Music and Instruments of Rome
Masada Project: How it was Made
I have an interest in both Band and Latin, so I decided for this project I would join the two. Throughout the movie Masada, instruments are shown being used by the military for many reasons. I chose to make one of the three most known "brass" instruments, the Cornu, because it really stuck out to me and I thought it was interesting. It looked like a challenge and was, so my father was a huge help in making it.
Supplies/How to Make it
For the horn, we needed a long circular tube, but we could only find a REALLY long tube, so we had to cut a chunk of it off. For the mouthpiece and bell parts, we needed something pre-made, so we ordered from Amazon a plastic stadium horn/noisemaker, commonly used at soccer and football games, and cut it in half. We used the Metallic Spray Paint to make the entire horn gold, resembling brass. For the connecting rod, we used a wooden trim and stained it with a Masters Wiping Stain. Then we put the pieces together, mouthpiece part, then tubing, bell, connecting rod, and rope and decorations.
Even after waiting for parts and figuring out what materials to even start to make a home-made instrument, it only took a day to put together and paint. This is the final Cornu.
Uses for the Cornu
The Cornu was used in the military for the movements of soldiers, but in civilian life it was used for assembling people for meetings, announcing the emperor, at the theater, and at gladiator fights.
There are many other instruments too. Some more brass are the Tuba (looks like modern trumpet), Lituus (tuba with curved bell), Buccina/Bucina (similiar to Cornu, some even say was the same instrument). There were also "wood"wind instruments like the Aulos (tibia in Latin; similiar to a flute or clarinet; sometimes depicted as a double flute), Syrinx (fistula in Latin; connected to the god Pan, his Panpipes), Askaules (similiar to the modern bagpipes). There were string instruments, organ-like instruments, cymbals, tambourine, drums, and many others.
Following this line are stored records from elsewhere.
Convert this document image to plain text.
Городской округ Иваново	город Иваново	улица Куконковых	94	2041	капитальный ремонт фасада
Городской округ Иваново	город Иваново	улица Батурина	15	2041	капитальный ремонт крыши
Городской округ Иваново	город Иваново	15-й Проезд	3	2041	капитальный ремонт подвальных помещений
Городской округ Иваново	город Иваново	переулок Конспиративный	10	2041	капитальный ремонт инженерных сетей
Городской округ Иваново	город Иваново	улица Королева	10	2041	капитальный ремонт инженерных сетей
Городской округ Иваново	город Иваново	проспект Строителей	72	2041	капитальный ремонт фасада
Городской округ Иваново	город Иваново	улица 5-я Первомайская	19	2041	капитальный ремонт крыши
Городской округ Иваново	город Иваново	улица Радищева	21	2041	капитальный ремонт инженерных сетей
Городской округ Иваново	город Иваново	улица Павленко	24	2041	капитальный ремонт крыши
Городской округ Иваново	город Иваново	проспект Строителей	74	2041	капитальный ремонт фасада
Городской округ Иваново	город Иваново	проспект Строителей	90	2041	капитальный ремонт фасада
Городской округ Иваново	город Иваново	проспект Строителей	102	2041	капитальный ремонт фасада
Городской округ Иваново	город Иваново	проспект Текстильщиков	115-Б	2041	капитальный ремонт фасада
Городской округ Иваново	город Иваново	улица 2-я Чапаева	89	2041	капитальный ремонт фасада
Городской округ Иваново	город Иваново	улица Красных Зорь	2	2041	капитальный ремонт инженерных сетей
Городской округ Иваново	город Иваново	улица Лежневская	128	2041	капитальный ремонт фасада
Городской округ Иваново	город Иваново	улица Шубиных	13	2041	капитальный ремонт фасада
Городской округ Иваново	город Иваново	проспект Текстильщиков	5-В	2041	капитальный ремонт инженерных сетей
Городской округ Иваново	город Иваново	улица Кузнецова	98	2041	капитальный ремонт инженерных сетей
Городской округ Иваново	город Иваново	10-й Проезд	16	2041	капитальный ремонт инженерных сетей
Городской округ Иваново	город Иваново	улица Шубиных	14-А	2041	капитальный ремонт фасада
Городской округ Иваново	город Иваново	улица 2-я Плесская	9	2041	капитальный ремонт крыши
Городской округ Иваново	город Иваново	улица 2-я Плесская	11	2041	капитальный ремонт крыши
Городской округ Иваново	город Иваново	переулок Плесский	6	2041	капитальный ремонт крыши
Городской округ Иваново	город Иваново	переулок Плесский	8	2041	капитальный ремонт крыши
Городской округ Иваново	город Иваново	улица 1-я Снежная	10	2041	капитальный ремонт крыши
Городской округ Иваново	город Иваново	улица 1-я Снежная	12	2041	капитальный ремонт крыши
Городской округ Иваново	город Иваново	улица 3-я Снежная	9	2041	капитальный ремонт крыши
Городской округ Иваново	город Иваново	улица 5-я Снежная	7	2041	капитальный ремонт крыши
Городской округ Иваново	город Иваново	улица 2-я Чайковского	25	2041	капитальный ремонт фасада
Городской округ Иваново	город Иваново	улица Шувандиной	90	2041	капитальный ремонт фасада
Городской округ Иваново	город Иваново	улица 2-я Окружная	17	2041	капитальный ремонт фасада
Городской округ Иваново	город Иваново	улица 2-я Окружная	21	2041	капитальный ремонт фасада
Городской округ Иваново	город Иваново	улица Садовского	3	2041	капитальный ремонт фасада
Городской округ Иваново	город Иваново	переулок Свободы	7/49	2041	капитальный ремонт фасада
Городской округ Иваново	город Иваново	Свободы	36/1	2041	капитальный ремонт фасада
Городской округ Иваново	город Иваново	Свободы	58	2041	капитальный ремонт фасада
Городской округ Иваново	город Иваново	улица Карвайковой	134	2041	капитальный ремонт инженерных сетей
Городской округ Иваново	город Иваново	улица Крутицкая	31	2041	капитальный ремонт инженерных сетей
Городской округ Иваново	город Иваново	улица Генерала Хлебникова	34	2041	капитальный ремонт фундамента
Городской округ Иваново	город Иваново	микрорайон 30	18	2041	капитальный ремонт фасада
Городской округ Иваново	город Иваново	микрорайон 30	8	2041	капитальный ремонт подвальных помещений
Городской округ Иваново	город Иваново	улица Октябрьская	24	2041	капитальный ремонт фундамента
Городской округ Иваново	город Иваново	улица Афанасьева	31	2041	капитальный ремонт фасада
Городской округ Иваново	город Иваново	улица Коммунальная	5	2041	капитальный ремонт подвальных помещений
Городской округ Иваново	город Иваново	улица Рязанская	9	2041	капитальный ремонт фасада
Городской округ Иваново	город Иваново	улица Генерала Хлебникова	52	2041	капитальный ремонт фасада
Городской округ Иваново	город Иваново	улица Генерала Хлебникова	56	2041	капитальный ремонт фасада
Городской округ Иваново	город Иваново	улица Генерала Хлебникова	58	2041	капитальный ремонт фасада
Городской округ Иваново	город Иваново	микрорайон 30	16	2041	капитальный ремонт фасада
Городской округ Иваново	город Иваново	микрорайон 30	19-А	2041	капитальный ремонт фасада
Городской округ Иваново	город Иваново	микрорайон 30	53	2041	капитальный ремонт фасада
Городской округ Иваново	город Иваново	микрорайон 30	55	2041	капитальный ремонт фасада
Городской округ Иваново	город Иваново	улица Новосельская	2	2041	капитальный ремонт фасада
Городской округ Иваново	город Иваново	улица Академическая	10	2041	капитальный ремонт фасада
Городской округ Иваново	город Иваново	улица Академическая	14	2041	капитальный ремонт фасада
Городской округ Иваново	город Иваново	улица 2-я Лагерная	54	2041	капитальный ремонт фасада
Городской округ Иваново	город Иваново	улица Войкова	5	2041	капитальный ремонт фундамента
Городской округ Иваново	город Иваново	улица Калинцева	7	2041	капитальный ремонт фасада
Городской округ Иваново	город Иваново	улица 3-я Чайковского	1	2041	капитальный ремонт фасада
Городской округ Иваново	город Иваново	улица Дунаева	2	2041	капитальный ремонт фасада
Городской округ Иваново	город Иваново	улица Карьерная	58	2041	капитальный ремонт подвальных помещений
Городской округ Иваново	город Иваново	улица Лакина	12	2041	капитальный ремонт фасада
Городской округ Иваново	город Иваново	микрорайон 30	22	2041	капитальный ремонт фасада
Music was thought to reflect the orderliness of the cosmos, and was associated with mathematics and knowledge. Romans based most of their instruments and music from the Greeks (hence the Greek names). The music wasn't very interesting, and was very monophonic (melody without harmony, or one note at a time). I had a hard time finding some Roman sheet music, so I decided to just take some of my Mellophone stand tunes from marching season.